Em relação ao total dos pagamentos a cada estado, deve-se esperar que o montante varie na relação direta do número de elegíveis. Estados que atraem mão de obra tendem a apresentar maior contingente de elegíveis e, portanto, maior valor de pagamento. O Gráfico 2 mostra isto.
Gráfico 2
O Gráfico 2 estabelece a relação funcional entre renda domiciliar e o pagamento ao estado. Teoricamente, estados com maior renda atrairiam mais mão de obra e, por conseguinte, o número de elegíveis em decorrência do choque negativo de demanda seria maior.

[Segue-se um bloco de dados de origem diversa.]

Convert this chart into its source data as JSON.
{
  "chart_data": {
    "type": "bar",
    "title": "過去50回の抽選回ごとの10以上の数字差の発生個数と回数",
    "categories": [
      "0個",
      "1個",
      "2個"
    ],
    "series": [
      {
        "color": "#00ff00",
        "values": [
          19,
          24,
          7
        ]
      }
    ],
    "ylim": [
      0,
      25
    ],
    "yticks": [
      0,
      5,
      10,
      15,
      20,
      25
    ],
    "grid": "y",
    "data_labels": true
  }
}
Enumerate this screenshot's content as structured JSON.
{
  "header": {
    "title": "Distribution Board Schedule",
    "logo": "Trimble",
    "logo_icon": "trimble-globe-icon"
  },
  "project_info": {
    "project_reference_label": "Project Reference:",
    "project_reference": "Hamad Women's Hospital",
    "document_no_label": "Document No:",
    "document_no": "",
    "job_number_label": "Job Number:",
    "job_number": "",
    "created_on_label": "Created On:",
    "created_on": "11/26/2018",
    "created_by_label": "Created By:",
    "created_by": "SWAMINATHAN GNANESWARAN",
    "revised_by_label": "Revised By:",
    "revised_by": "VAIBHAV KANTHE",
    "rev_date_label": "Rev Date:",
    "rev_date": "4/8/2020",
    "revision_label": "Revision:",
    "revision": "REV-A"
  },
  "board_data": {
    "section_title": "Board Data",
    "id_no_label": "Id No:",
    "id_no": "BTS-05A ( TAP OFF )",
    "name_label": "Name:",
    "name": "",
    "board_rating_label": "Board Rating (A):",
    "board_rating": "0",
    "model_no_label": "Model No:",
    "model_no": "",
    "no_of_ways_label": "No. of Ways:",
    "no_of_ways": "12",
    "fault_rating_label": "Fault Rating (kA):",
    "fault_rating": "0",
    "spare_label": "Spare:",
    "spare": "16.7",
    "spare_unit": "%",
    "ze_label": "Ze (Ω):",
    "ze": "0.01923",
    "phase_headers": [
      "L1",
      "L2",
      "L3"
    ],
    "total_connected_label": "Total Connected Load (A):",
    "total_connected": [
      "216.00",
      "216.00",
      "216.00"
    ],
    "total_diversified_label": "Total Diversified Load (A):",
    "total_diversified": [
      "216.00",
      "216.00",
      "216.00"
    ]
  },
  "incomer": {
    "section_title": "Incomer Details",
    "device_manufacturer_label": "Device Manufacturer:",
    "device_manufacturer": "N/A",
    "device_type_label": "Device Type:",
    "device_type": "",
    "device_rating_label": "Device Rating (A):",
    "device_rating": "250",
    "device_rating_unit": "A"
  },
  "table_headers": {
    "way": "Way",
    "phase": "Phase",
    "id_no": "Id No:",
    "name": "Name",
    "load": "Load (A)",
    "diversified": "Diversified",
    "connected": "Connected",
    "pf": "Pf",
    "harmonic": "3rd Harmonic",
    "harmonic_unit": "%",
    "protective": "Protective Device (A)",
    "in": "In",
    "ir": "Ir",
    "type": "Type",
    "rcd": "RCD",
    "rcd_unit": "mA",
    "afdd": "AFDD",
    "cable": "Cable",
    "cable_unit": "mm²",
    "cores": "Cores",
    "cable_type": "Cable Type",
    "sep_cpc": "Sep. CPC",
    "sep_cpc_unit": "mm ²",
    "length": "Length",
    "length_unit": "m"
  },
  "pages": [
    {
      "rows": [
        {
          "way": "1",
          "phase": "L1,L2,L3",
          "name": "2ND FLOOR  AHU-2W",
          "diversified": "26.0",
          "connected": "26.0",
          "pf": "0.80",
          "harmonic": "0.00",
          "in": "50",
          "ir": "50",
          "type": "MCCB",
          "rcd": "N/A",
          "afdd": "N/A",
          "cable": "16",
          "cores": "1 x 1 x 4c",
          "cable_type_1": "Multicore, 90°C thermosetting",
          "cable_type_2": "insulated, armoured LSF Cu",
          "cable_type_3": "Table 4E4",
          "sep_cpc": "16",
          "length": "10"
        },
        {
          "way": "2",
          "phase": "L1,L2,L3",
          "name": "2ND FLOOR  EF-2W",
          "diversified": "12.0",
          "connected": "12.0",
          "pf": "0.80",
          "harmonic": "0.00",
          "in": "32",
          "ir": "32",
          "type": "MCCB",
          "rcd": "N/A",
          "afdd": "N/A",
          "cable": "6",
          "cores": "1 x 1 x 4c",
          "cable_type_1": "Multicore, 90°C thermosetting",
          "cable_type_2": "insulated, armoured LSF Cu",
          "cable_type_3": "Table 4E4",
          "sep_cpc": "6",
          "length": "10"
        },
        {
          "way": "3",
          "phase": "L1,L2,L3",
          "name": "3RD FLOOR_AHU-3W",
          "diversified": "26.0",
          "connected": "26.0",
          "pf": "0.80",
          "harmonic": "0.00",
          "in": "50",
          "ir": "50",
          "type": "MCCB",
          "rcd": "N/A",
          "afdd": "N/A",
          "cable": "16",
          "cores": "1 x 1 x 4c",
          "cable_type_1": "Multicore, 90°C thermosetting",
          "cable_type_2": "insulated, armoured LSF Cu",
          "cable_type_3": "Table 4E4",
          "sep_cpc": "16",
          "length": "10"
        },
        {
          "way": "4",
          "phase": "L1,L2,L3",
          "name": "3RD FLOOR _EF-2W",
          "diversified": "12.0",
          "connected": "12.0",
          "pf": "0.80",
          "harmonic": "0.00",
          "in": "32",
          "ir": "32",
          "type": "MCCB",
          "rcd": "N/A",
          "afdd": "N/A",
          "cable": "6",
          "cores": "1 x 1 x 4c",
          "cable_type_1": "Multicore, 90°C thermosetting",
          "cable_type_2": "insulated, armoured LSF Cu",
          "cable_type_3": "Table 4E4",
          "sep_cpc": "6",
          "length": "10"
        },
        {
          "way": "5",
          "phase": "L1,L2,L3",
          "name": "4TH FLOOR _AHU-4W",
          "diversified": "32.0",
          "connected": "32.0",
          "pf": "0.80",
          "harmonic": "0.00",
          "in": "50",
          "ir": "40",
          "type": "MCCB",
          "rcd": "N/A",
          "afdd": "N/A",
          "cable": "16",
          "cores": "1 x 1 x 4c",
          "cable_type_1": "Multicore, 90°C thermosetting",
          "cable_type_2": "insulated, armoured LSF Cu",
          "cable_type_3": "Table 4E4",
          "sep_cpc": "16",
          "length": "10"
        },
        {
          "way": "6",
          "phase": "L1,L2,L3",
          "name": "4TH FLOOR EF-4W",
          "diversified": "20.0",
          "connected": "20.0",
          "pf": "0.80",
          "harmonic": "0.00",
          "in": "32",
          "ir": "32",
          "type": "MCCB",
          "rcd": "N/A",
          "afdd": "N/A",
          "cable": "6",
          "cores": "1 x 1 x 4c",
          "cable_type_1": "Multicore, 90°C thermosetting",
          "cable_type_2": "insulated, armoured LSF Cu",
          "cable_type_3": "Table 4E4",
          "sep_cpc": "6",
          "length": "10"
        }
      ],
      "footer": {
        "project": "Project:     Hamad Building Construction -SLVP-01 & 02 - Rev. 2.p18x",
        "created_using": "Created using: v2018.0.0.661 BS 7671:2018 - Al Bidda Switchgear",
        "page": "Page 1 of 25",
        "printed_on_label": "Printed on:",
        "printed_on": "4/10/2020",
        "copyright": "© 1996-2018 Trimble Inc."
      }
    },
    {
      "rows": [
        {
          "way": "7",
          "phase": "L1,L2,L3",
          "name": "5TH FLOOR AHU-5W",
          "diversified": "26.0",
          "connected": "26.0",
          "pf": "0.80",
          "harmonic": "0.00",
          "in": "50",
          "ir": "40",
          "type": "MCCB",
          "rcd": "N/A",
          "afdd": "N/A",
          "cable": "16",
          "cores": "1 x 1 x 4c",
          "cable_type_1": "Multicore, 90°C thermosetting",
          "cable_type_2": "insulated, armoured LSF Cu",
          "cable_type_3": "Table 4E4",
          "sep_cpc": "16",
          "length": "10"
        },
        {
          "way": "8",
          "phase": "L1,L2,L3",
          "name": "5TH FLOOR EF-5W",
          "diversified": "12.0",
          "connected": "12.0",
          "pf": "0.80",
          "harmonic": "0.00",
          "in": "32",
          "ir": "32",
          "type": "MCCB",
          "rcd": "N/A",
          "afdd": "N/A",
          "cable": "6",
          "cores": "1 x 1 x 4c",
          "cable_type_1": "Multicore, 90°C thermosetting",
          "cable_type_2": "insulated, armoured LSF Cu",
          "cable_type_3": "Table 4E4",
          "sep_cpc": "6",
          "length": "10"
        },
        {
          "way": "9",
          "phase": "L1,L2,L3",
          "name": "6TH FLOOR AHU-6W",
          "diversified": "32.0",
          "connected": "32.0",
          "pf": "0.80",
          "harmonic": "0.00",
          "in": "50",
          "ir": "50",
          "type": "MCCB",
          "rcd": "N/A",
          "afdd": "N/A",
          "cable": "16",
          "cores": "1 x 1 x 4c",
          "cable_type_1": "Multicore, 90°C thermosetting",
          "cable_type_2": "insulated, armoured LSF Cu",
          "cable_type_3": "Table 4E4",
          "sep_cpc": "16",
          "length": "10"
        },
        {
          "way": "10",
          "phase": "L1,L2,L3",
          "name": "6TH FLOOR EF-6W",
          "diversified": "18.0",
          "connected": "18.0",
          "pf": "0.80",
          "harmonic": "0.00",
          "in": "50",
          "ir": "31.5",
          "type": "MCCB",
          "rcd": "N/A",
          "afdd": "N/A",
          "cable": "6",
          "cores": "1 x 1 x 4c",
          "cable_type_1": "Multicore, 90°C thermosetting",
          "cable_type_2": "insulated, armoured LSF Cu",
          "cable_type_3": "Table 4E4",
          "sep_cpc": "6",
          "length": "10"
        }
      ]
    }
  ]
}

Com a relação positiva entre renda e pagamento, os estados abaixo da linha de tendência são aqueles que teoricamente receberam mais do que seria de se esperar. Isto ocorreu, em grande parte, no Nordeste. Os estados acima da reta deveriam deslizar para a direita e definir um patamar de pagamento maior (por terem maior contingente esperado de mão de obra atingido pela crise).
O descrito acima é conceitual, mas permite avaliar o impacto sobre as regiões. Assim, pode-se argumentar que o desenho do programa e a estrutura da sociedade levaram os estados nordestinos a receberem pagamentos relativamente maiores, em relação ao que se podia esperar caso a relação funcional prevalecesse. O resultado foi, portanto, favorável ao aspecto distributivo regional.
Em termos macroeconômicos, o impacto keynesiano foi relativamente (ao que se esperaria) maior no Nordeste. Efetivamente, importante esclarecer, o impacto foi maior no Sudeste, recebendo 38% do total dos pagamentos. O Nordeste recebeu 33,2% e o Norte, Centro Oeste e Sul receberam respectivamente 10,5%, 6,2% e 11%.
Em conclusão, o impacto de compensação da redução da demanda foi favorável ao Nordeste (acima do que se poderia esperar, caso houvesse uma lógica funcional que associasse renda com atração de mão de obra), enquanto, efetivamente, o maior impacto econômico se deu em favor do Sudeste. Por derradeiro, o programa de apoio econômico, com o instrumento do Auxílio Emergencial, mostrou-se um instrumento com força distributiva, tanto socialmente quanto regionalmente. O problema mais claro do programa é, como amplamente debatido por especialistas, a sustentação fiscal.
[1] Divisão da população em faixas com mesmo número de pessoas em cada uma, a conter 10% em cada, variando das mais pobres às mais ricas da sociedade.